Marco Piccari

“ Geometrie verticali, i pronostici da rispettare, sbarramenti frontali ma che voglia di farli saltare
gol, gol imprevedibile gol …” La domenica è gol cantava Edoardo Bennato nel 1984, la sigla apriva la Domenica Sportiva, mentre oggi noi apriamo la nostra rubrica. La domenica appena passata è ricca di gol da ricordare, reti imprevedibili e ricche di talento. Arte pura che ha illuminato gli occhi degli appassionati di calcio. Ha cominciato il sabato, del resto i tempi sono cambianti rispetto a quando cantava Bennato, il giovane Chiesa che con una pennellata ha disegnato un affresco da inserire nella grande galleria del calcio. Gol SUBLIME!!!. La domenica, alle ore 12.30, l’aperitivo lo ha servito Dybala. Il meraviglioso argentino, contro il Sassuolo ha sbloccato il match calciando una punizione in movimento. Elegante e letale: gol ECCEZIONALE!!!
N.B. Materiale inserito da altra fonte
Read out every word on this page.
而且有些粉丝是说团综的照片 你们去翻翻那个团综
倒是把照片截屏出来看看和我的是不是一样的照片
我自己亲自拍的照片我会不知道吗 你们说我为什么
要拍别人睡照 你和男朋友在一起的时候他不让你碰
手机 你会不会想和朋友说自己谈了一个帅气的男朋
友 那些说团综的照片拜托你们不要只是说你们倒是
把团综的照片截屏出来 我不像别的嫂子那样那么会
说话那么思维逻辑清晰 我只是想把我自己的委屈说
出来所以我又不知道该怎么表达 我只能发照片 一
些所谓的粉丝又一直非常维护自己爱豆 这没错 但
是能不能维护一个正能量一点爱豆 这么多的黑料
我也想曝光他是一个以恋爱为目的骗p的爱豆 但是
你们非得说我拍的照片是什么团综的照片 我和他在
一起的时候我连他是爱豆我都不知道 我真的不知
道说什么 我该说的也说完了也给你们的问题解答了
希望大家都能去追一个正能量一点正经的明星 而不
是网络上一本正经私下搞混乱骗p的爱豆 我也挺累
La magia invece è arrivata da Napoli sotto gli occhi di San Gennaro. Nel derby campano Lorenzo Insigne il magnifico ha nascosto il pallone per poi farlo riapparire in porta. Un colpo di genio assoluto, tutto su una mattonella. Un numero alla Maradona: Gol FANTASTICO!!!
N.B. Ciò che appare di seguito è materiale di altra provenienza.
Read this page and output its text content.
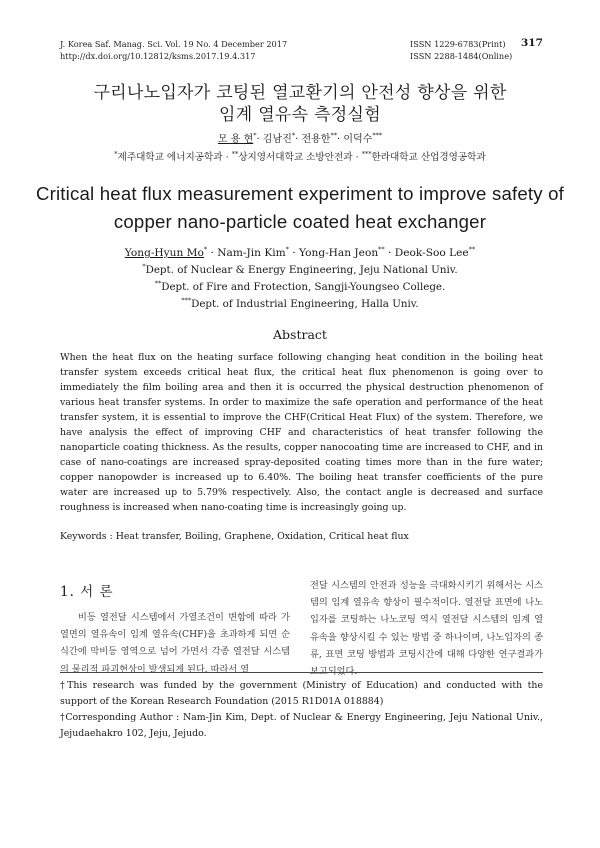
J. Korea Saf. Manag. Sci. Vol. 19 No. 4 December 2017
http://dx.doi.org/10.12812/ksms.2017.19.4.317
ISSN 1229-6783(Print)
ISSN 2288-1484(Online)
317
구리나노입자가 코팅된 열교환기의 안전성 향상을 위한
임계 열유속 측정실험
모 용 현*· 김남진*· 전용한**· 이덕수***
*제주대학교 에너지공학과 · **상지영서대학교 소방안전과 · ***한라대학교 산업경영공학과
Critical heat flux measurement experiment to improve safety of
copper nano-particle coated heat exchanger
Yong-Hyun Mo* · Nam-Jin Kim* · Yong-Han Jeon** · Deok-Soo Lee**
*Dept. of Nuclear & Energy Engineering, Jeju National Univ.
**Dept. of Fire and Frotection, Sangji-Youngseo College.
***Dept. of Industrial Engineering, Halla Univ.
Abstract

When the heat flux on the heating surface following changing heat condition in the boiling heat transfer system exceeds critical heat flux, the critical heat flux phenomenon is going over to immediately the film boiling area and then it is occurred the physical destruction phenomenon of various heat transfer systems. In order to maximize the safe operation and performance of the heat transfer system, it is essential to improve the CHF(Critical Heat Flux) of the system. Therefore, we have analysis the effect of improving CHF and characteristics of heat transfer following the nanoparticle coating thickness. As the results, copper nanocoating time are increased to CHF, and in case of nano-coatings are increased spray-deposited coating times more than in the fure water; copper nanopowder is increased up to 6.40%. The boiling heat transfer coefficients of the pure water are increased up to 5.79% respectively. Also, the contact angle is decreased and surface roughness is increased when nano-coating time is increasingly going up.

Keywords : Heat transfer, Boiling, Graphene, Oxidation, Critical heat flux
1. 서 론

비등 열전달 시스템에서 가열조건이 변함에 따라 가열면의 열유속이 임계 열유속(CHF)을 초과하게 되면 순식간에 막비등 영역으로 넘어 가면서 각종 열전달 시스템의 물리적 파괴현상이 발생되게 된다. 따라서 열

전달 시스템의 안전과 성능을 극대화시키기 위해서는 시스템의 임계 열유속 향상이 필수적이다. 열전달 표면에 나노입자를 코팅하는 나노코팅 역시 열전달 시스템의 임계 열유속을 향상시킬 수 있는 방법 중 하나이며, 나노입자의 종류, 표면 코팅 방법과 코팅시간에 대해 다양한 연구결과가 보고되었다.

†This research was funded by the government (Ministry of Education) and conducted with the support of the Korean Research Foundation (2015 R1D01A 018884)

†Corresponding Author : Nam-Jin Kim, Dept. of Nuclear & Energy Engineering, Jeju National Univ., Jejudaehakro 102, Jeju, Jejudo.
A Ferrara in Spal – Cagliari si è ballato a ritmo di Samba. Joao Pedro con un colpo di danza ha saltato l’avversario di turno, che ancora lo sta cercando in mezzo al campo, e poi con una botta pazzesca, di forza e qualità, ha segnato un gol da vedere e rivedere. Rete INCANTEVOLE !!!!

 

Noi siamo piccoli, ma cresceremo e allora, virgola! Ce la vedremo! Chiusa parentesi, riporto sei, noi siamo piccoli ma dateci del lei” Si buonasera cantava qualche anno fa l’indimenticabile Renato Rascel. Questo brano ci viene in mente pensando ad alcune medio -piccole viste all’opera nell’ultima di campionato. Verona, Sassuolo, Udinese e Genoa hanno fatto vedere la netta differenza che esiste tra big e le altre della Serie A. Tolte rare fiammate, che durante una partita ci possono anche stare, le squadre sopra citate hanno impensierito davvero poco, poco gli avversari e alcune di loro sembrano già aver mollato dopo 5 giornate. Un spaccatura che deve far riflettere chi è ai vertici del calcio. Un campionato è bello e avvincente anche grazie alle piccole che però devono essere in grado di opporre una certa resistenza. La speranza è quella di vedere crescere le piccole , ma al momento ci dobbiamo accontentare di un: SI buonasera!!!!